OK but the question asks for the minimum length so that any length greater would also be a solution.
here, 31 would not work.

Let's play around with some small numbers to get a feel for what's going on.
if we were working with the numbers 2 and 3 instead of 12 and 15, you could see 4 would be the minimum length. 3.5, 3.6, 3.7 wouldn't divide up well enough. 4.5 = 2*2.75, fine. 5=2*2.5=fine. 5.5=2.75*3=fine, 6 obviously fine. 6.3=3*2.1, fine.

You can see, the LCM is involved but tempered with a number just lower than it OR it is some multiple of the lower number.

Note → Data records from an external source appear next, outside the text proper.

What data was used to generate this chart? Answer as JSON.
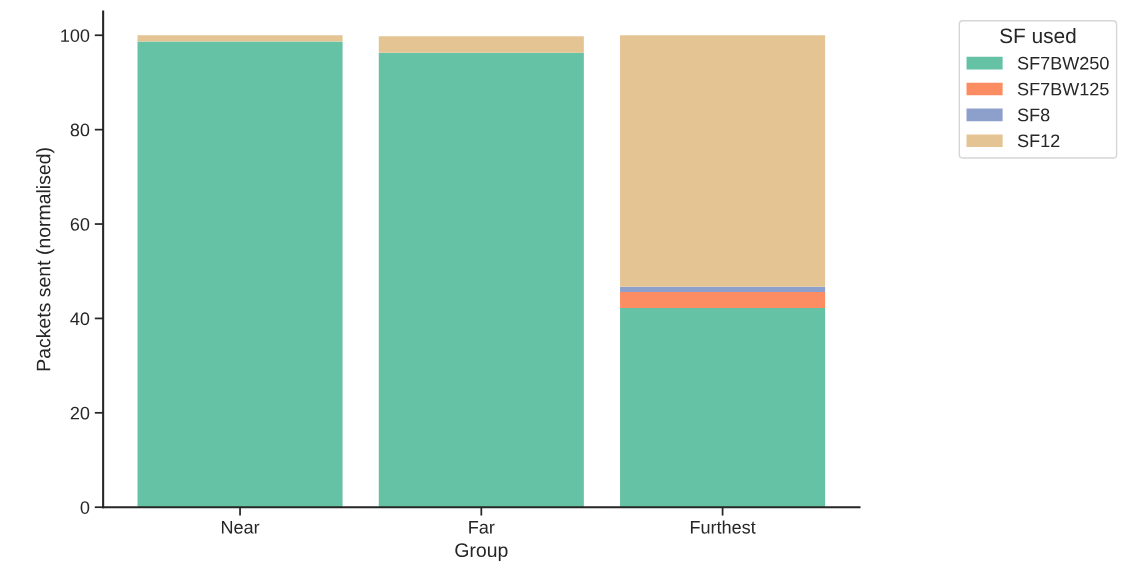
{
  "chart_data": {
    "type": "bar",
    "stacked": true,
    "xlabel": "Group",
    "ylabel": "Packets sent (normalised)",
    "legend_title": "SF used",
    "legend": "top right",
    "categories": [
      "Near",
      "Far",
      "Furthest"
    ],
    "series": [
      {
        "name": "SF7BW250",
        "color": "#66c2a5",
        "values": [
          98.7,
          96.3,
          42.2
        ]
      },
      {
        "name": "SF7BW125",
        "color": "#fc8d62",
        "values": [
          0,
          0,
          3.4
        ]
      },
      {
        "name": "SF8",
        "color": "#8da0cb",
        "values": [
          0,
          0,
          1.1
        ]
      },
      {
        "name": "SF12",
        "color": "#e5c494",
        "values": [
          1.3,
          3.5,
          53.3
        ]
      }
    ],
    "ylim": [
      0,
      105
    ],
    "yticks": [
      0,
      20,
      40,
      60,
      80,
      100
    ],
    "grid": false
  }
}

Try for more different pairings and you could discover more.

And so as long as you cut logs to a length of 48" or greater, as if you are working down a big tree, conserving cuts to get the major work done and not trying to deal with the minutia at the same time, you'd be assured you could later process the logs to obtain the desired length.

...............

with 47.7 speak of your two cuts.

r8j, putting so much effort into trying to find fault doesn't help in solving the problem.

now tell me, since I mentioned 47.7 go and explain away the cuts.......

you really persist. two cuts is immaterial.  the cuts per the minimum length would depend greatly on the LCM/max(x,y) where x and y are the lengths desired for final processing (or something around/near this).

please give it up.

well well well....

OK, I discovered the formula. I'll post it here after I present elsewhere. It's rather interesting, partially simple, partially complicated. Requires use of ceiling(x) which is identical to round(x+1/2).

Of all places, why do you post on a chess.com forum?